RewriteCond %{REQUEST_FILENAME} !-f

  RewriteCond %{REQUEST_FILENAME} !-d

  RewriteRule . %{DOCUMENT_ROOT}/wordpress/index.php [L]

 

  # Rewrite to check for Rails cached page
  #RewriteRule ^([^.]+)$ $1.html [QSA]

  # Redirect all non-static requests to cluster
  #RewriteCond %{DOCUMENT_ROOT}/%{REQUEST_FILENAME} !-f
  #RewriteRule ^/(.*)$ balancer://deprec_will_fill_this_in_cluster%{REQUEST_URI} [P,QSA,L]

5)  Cleanup tasks:

Make sure Apache knows that .php files are first class citizens by editing /usr/local/apache2/conf/httpd.conf and replacing the line with DirectoryIndex to read

DirectoryIndex index.php index.html

And, at the way bottom of that file, comment out the Include statement and replace the NameVirtualHost directives with

NameVirtualHost www.rails_domain.com:80
Include conf/apps/rails_application_name.conf
NameVirtualHost www.wordpress_domain_name.com:80
Include conf/apps/wordpress_config_file.conf

That should be it.  You can now restart Apache (“sudo /etc/init.d/httpd restart”), and you should be able to access your WordPress blog and complete installation of it.  I’d HIGHLY recommend changing your Admin password, creating another Admin user with a non-Admin name, and changing your Preferences -> Permalinks to a non-default option which includes your post title, for SEO purposes (the 3rd option works nicely). 

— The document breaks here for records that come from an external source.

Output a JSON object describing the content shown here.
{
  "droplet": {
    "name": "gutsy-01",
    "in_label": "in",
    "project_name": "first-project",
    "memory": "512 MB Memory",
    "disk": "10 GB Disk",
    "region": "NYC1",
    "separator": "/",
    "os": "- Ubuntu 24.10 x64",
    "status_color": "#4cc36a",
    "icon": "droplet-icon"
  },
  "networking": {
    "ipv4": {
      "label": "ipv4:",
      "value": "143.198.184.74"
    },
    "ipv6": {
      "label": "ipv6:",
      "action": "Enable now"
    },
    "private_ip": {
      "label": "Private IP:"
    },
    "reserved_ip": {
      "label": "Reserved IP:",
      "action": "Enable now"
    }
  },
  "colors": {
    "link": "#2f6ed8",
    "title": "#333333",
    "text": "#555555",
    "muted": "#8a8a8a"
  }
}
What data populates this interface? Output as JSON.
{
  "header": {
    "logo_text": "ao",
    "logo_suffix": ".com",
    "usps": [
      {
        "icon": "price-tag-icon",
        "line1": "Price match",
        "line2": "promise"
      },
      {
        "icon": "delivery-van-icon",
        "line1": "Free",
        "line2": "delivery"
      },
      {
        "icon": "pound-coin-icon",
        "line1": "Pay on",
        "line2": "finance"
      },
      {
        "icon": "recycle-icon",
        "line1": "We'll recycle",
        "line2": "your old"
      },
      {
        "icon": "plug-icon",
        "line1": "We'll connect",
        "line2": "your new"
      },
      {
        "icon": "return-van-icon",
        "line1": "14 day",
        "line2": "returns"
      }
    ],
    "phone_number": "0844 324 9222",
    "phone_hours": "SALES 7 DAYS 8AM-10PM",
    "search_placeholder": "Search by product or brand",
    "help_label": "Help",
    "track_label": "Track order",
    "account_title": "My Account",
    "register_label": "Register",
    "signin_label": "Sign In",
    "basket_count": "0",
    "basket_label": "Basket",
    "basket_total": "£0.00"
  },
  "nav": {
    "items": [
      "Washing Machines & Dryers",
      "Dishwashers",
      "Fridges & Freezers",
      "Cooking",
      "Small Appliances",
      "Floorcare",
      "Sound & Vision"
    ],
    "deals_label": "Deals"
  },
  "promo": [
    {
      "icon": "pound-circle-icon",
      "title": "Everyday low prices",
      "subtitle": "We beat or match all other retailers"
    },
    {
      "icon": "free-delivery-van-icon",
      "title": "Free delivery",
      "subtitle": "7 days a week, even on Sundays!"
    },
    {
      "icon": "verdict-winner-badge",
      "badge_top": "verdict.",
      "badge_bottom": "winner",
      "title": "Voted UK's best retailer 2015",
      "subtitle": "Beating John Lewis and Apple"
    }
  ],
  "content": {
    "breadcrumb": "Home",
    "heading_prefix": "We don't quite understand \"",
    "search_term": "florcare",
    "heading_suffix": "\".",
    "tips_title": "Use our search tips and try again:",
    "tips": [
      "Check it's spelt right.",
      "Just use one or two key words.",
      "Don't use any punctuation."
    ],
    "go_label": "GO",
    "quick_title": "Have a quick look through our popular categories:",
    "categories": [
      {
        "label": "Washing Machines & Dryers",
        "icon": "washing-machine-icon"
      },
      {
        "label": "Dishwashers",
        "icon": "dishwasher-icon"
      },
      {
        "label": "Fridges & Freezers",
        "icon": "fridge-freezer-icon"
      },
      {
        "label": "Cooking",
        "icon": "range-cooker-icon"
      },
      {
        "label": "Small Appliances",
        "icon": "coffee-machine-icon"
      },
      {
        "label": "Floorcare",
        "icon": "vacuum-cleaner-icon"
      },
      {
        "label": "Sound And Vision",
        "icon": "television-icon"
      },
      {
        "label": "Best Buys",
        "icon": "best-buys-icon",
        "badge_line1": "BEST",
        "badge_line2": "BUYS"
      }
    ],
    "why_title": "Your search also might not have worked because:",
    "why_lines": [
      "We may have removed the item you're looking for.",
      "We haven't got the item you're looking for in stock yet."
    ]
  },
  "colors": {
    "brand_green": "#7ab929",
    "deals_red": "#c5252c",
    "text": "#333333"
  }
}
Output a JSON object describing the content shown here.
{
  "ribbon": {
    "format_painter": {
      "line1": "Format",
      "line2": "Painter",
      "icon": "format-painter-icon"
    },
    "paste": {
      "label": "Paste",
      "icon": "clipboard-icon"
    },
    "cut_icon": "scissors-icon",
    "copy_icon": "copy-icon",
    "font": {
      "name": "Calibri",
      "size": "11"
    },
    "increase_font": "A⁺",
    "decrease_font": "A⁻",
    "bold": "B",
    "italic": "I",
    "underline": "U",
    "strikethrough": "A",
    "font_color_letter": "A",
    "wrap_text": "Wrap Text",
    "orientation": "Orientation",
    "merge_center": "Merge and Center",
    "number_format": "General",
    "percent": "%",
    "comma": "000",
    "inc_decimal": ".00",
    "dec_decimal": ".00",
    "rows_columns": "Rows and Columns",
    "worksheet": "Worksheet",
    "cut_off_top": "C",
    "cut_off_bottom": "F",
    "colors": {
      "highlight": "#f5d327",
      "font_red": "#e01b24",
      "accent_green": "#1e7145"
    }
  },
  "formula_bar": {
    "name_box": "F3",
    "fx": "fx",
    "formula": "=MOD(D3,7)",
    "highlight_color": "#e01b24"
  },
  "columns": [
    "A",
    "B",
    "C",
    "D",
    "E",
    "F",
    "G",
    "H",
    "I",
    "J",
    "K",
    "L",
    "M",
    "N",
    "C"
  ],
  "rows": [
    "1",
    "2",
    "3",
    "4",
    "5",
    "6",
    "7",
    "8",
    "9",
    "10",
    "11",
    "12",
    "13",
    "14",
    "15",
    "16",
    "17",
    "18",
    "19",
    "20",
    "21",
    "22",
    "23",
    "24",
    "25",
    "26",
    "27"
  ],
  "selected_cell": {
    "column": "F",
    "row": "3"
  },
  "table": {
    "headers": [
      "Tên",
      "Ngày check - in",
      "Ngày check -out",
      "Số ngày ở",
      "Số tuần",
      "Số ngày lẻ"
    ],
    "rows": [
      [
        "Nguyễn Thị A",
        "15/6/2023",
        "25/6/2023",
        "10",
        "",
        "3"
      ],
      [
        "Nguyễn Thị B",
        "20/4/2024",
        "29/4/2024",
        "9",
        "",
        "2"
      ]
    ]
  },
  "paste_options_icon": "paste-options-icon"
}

6)  Don’t forget to update whoever holds your DNS records to point your domains to your slice’s IP address.  For me, this involves telling GoDaddy to use ns1.slicehost.net, ns2, and ns3 as DNS servers for superheronation.com, and then going into the Slicehost config and telling Slicehost to point superheronation.com and www.superheronation.com to the IP address of the slice I bought.  (Handily listed on the bottom of that screen.)

And there you have it!  Two websites running off of two very different technology stacks on a $20 a month VPS.  They’ll both perform marvelously under load, too…  I hope.